Interface Selectors:
Screen Shot 2016-07-24 at 3.51.21 PM

  • This is perhaps the most important piece to my overall strategy — I always create an Interface Selector PER PORT. So even though we could do a range of ports I always always always do a single port at a time.
  • At first glance that doesn’t make a ton of sense right? Why create more work (building individual Interface Selectors) when we can simply have a range of lets say 10 ports that are all access-ports that all have the same Interface Policy Group attached to them? The answer is simple and pretty obvious (maybe not unless you’ve been burned by this before which is why I’m writing this!) — if I want to make a change to port 1/3, but I’ve previously created an Interface Selector that spans from port 1 to port 10, I would have to delete that Interface Selector (causing some faults and things to happen), create a new Interface Selector for port 1/3, and then another two Interface Selectors for ports 1/1-1/2 and 1/4-1/10. Not cool!
  • Another less drastic example would be if I had a port-channel that was 8 total ports and I created an Interface Selector for ports 1/1-1/4 in my Interface Profile L101-L102 — what happens if I decide that an 80G vPC to my QA A10 is overkill and I want to reclaim some of those ports? You guessed it, gotta delete, rebuild the previous Interface Selectors for the port-channel, then a new one for whatever else I want to do.
  • So the moral of the story here is to be granular as it will save you a lot of hassle in the future.
  • Finally, I always just name these nice and simply “Port-1”, “Port-40”, etc. — keeps it easy to read, and my thinking is that the EPG and/or Interface Policy Group should be the real descriptor (or hey, just use the description field that is available pretty much everywhere in ACI!).

Switch Profiles:
Screen Shot 2016-07-24 at 3.51.35 PM

  • Okay bringing it all together!! So as you can see the Interface Profiles I created mapped to individual switches and vPC pairs of switches (in name only, because they aren’t actually “hooked” to a switch yet), and as you can see I’ve created Switch Profiles that have exactly the same naming convention.
  • And of course, as the name implies, this is where we actually tie all of the interface level stuff to an actual switch.

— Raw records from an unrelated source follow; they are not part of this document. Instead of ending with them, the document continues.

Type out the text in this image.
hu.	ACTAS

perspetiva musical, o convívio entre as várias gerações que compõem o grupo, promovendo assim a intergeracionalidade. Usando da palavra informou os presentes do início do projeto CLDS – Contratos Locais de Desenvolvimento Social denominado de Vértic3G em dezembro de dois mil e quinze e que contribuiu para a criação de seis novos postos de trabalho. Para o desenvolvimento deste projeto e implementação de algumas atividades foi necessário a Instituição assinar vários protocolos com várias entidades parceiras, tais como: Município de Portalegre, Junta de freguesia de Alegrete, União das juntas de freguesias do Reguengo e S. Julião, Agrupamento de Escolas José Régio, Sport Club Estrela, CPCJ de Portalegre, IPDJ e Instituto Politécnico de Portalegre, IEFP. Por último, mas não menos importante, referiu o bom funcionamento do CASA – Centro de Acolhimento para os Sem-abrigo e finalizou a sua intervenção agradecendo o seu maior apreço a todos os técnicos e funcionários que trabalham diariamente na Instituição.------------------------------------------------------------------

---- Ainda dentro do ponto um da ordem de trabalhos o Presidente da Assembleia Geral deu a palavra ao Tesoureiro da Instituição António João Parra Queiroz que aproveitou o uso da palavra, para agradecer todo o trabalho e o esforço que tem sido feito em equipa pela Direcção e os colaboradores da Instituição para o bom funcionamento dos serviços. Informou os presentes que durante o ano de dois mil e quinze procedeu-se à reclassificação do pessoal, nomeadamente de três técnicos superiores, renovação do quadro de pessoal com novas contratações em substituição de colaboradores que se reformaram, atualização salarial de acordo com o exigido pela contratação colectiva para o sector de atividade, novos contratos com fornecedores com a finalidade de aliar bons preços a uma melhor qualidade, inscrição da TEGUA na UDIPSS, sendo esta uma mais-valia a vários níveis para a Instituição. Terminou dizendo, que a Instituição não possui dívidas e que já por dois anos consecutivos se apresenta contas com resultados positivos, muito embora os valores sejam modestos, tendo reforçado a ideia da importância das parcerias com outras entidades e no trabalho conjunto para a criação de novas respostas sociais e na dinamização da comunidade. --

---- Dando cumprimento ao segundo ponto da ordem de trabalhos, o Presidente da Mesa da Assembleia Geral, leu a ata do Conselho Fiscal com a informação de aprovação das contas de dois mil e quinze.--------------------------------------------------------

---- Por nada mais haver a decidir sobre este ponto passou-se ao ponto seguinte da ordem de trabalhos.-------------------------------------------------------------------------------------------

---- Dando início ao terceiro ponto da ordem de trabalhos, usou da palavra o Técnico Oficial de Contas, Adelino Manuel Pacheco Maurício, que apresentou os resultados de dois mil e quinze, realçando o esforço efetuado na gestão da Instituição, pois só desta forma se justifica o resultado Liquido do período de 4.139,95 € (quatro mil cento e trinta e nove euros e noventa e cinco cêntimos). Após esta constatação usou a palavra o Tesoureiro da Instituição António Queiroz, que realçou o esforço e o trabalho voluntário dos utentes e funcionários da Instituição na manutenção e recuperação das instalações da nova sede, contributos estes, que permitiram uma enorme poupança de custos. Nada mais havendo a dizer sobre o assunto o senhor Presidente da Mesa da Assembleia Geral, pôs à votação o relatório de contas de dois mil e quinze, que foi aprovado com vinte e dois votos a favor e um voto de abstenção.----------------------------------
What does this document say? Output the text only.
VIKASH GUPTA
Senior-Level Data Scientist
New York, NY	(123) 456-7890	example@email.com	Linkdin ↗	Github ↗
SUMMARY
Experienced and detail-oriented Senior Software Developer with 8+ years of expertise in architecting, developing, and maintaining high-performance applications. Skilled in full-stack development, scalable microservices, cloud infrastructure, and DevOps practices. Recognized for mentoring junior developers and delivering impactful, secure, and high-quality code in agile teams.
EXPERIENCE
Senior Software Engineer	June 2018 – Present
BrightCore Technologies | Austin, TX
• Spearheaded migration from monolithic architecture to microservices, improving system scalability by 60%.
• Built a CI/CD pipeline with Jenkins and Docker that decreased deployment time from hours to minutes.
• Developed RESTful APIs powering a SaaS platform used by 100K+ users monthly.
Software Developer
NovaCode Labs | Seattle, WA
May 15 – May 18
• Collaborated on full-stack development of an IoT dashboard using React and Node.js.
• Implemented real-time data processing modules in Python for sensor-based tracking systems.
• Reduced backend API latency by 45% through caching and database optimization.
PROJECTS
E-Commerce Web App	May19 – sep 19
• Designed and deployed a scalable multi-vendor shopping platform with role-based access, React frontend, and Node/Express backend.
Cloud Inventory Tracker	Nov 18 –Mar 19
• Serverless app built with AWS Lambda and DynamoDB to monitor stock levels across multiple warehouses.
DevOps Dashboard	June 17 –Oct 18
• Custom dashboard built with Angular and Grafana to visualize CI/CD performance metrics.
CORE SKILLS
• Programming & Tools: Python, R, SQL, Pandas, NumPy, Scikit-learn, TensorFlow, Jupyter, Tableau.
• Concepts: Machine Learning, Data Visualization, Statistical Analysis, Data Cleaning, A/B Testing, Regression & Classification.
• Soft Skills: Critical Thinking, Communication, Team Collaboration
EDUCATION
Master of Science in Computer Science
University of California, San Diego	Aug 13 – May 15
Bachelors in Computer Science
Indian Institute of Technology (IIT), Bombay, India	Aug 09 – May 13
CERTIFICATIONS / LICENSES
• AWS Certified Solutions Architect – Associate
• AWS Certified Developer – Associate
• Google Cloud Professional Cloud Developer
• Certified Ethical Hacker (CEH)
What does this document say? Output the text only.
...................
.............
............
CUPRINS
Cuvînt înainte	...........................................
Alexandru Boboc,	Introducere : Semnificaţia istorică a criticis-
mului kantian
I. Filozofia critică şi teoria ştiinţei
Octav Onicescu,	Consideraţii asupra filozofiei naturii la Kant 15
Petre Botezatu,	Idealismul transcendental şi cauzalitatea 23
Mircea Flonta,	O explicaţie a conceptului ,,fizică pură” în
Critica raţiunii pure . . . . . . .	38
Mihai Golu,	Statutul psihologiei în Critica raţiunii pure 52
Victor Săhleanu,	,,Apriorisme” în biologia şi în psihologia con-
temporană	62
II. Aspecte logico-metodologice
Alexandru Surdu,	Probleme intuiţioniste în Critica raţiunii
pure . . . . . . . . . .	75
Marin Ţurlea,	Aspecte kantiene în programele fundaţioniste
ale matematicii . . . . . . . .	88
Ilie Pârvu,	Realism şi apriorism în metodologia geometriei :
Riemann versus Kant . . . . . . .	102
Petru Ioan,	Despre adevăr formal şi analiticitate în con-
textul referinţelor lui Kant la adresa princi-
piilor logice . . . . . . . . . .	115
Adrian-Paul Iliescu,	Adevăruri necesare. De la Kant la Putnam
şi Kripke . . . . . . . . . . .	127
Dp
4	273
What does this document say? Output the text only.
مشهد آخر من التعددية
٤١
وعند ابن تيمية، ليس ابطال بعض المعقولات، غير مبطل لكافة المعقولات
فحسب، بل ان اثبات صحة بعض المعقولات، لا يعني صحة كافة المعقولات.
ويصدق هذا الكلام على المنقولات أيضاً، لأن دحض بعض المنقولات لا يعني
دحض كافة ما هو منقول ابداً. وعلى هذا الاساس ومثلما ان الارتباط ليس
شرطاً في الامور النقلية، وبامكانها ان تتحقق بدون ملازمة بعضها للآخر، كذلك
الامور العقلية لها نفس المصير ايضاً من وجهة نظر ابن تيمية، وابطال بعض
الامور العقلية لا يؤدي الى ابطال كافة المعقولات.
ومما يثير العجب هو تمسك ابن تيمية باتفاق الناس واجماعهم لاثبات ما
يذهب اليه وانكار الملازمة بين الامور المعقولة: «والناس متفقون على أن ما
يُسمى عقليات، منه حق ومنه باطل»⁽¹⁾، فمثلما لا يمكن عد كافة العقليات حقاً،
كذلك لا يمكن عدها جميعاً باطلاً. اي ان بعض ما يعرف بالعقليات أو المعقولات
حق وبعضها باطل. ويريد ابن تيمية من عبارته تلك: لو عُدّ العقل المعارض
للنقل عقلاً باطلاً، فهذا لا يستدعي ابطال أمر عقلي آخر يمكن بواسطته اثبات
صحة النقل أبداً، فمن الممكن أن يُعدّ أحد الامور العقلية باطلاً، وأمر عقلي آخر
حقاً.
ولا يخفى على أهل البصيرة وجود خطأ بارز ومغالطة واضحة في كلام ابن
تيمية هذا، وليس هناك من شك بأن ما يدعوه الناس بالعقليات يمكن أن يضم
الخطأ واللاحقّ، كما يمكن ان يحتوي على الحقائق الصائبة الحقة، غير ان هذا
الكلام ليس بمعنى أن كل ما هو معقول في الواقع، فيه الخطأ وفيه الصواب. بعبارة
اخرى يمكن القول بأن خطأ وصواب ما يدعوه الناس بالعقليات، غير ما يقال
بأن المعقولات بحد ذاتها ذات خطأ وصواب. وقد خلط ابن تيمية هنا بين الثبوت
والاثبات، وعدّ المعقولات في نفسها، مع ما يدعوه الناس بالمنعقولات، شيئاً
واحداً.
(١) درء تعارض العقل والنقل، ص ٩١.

Logically, each Switch Profile is associated to the switches in the name — i.e. Switch Profile “L101-L102” is associated to the vPC switch pair of nodes 101 and 102.

In closing, some of this may seem like extra work, and I suppose it is. That being said blowing all this config in  via the API is SUPER simple (check out the ACI Power Deployment Tool, a Python library I wrote to help folks get started w/ ACI/ReST). Hopefully this all makes sense and you can see the value in being nice and granular with your naming/deployment strategy – it will help you out a ton later down the road!